Outro exemplo: você é homem, se reconhece como homem, se apresenta como homem e as pessoas de reconhecem como homem, e você sem querer recebe um convite de uma amiga para integrar um grupo "Mulheres Unidas Contra Bolsonaro". Pô, que legal, as mulheres estão se reunindo contra o coisa-ruim, quero ver isso de perto. Veja de perto, mas de fora, apoie o movimento, organize-se com outros homens, mas decline o convite para esse grupo, este é para MULHERES, todas elas, contanto que sejam MULHERES.

E claro, se você for homem e não estiver de acordo com a temática do grupo, simplesmente saia. Teu lugar não é aqui. É feio, muito feio o que aconteceu.

Não, não é brincadeira de criança. É violência, violação do nosso direito de associação. É grave. É censura. É crime.

Aí ontem à noite, pra tentar relaxar, mudar de assunto e me preparar para a semana, aproveitei o sinal aberto da Paramount na operadora de TV à cabo e assisti aos três primeiros episódios de "The Handmaid's Tale - O Conto da Aia".
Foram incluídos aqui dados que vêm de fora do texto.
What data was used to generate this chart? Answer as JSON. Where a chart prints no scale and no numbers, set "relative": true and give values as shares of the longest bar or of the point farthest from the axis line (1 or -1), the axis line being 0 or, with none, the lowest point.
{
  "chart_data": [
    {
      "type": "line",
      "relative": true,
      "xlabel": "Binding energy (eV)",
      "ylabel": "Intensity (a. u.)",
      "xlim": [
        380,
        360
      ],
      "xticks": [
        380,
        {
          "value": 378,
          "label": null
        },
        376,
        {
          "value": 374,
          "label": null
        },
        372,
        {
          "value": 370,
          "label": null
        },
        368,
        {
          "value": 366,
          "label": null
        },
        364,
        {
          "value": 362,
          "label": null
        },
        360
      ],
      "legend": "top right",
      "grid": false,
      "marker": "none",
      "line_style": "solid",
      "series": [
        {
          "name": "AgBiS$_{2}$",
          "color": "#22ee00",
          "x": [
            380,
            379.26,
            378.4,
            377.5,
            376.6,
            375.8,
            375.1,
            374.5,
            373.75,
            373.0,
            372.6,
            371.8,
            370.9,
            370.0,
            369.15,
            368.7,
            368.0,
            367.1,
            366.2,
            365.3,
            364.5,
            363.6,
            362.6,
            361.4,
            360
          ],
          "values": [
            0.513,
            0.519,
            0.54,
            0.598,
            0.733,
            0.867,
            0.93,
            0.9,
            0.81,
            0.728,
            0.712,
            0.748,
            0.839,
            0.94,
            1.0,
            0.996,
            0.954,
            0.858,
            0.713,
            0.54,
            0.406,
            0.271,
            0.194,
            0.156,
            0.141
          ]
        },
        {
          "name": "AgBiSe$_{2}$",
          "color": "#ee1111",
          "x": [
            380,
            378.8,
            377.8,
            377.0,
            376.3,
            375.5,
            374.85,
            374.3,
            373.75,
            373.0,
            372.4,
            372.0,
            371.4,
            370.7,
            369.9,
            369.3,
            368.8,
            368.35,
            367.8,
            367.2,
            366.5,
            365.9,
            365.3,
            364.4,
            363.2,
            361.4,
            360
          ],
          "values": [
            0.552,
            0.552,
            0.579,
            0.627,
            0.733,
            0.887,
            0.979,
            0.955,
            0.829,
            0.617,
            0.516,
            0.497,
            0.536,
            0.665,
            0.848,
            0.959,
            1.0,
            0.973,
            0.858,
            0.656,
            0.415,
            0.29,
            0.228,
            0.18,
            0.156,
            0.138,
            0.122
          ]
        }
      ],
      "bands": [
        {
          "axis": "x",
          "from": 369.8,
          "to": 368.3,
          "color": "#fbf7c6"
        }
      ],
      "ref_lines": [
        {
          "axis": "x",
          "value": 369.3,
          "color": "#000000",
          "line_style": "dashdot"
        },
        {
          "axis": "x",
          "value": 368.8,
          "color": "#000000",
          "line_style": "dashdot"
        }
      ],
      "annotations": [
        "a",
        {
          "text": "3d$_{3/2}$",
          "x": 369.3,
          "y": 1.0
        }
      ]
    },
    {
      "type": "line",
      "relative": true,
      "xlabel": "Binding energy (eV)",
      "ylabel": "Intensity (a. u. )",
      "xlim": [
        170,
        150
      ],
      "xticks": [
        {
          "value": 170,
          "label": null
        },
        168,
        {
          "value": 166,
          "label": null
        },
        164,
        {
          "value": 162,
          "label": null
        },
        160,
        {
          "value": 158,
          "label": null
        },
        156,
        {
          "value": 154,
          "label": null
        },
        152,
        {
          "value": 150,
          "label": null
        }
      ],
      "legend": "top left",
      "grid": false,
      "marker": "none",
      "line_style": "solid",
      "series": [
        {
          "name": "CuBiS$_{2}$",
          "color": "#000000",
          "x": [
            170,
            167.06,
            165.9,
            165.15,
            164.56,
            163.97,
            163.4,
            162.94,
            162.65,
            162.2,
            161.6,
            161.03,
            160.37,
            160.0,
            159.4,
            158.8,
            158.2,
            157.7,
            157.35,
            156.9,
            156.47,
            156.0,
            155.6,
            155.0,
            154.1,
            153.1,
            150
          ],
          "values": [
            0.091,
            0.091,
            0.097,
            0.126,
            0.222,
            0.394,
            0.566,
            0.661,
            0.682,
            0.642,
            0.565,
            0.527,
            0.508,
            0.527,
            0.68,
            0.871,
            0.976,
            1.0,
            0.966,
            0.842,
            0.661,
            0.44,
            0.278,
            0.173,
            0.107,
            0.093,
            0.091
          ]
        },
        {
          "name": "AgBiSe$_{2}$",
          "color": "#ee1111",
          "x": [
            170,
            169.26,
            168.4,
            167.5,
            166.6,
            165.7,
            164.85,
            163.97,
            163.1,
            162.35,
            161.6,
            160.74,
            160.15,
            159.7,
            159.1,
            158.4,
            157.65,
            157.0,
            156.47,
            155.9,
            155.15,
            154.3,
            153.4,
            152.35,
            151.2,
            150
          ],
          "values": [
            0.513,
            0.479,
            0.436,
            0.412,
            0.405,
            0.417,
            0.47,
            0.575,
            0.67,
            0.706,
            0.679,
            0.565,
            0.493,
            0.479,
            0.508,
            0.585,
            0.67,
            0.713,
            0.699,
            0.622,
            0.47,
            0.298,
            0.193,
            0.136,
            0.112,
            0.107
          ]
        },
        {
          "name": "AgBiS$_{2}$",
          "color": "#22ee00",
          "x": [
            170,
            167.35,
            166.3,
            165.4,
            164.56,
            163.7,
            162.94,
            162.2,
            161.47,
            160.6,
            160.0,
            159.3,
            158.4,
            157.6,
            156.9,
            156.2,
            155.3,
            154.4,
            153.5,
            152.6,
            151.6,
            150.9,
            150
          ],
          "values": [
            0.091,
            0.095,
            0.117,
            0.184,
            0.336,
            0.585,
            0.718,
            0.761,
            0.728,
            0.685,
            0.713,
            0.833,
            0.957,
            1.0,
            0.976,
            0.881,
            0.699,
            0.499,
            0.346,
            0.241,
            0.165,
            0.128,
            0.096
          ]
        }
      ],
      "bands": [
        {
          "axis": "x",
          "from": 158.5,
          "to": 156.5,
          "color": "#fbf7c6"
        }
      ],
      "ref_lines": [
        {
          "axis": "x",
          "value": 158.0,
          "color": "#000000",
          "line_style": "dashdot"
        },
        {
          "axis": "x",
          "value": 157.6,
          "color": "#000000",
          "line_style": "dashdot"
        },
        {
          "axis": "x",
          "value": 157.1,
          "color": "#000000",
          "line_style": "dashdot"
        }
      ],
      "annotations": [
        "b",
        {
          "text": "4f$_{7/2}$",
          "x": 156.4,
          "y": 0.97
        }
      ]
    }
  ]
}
Talvez não tenha sido a ideia mais brilhante que tive nos últimos tempos...

Se você ainda não assistiu ao seriado, ou leu o romance de 1985 da Margaret Atwood, sugiro que pare tudo e faça agora.

A resenha do livro de Atwood, infelizmente, se parece demais com a realidade, ou com o medo que sinto neste momento.

"O romance distópico O conto da aia, de Margaret Atwood, se passa num futuro muito próximo e tem como cenário uma república onde não existem mais jornais, revistas, livros nem filmes. As universidades foram extintas. Também já não há advogados, porque ninguém tem direito a defesa. Os cidadãos considerados criminosos são fuzilados e pendurados mortos no Muro, em praça pública, para servir de exemplo enquanto seus corpos apodrecem à vista de todos. Para merecer esse destino, não é preciso fazer muita coisa – basta, por exemplo, cantar qualquer canção que contenha palavras proibidas pelo regime, como “liberdade”. Nesse Estado teocrático e totalitário, as mulheres são as vítimas preferenciais, anuladas por uma opressão sem precedentes."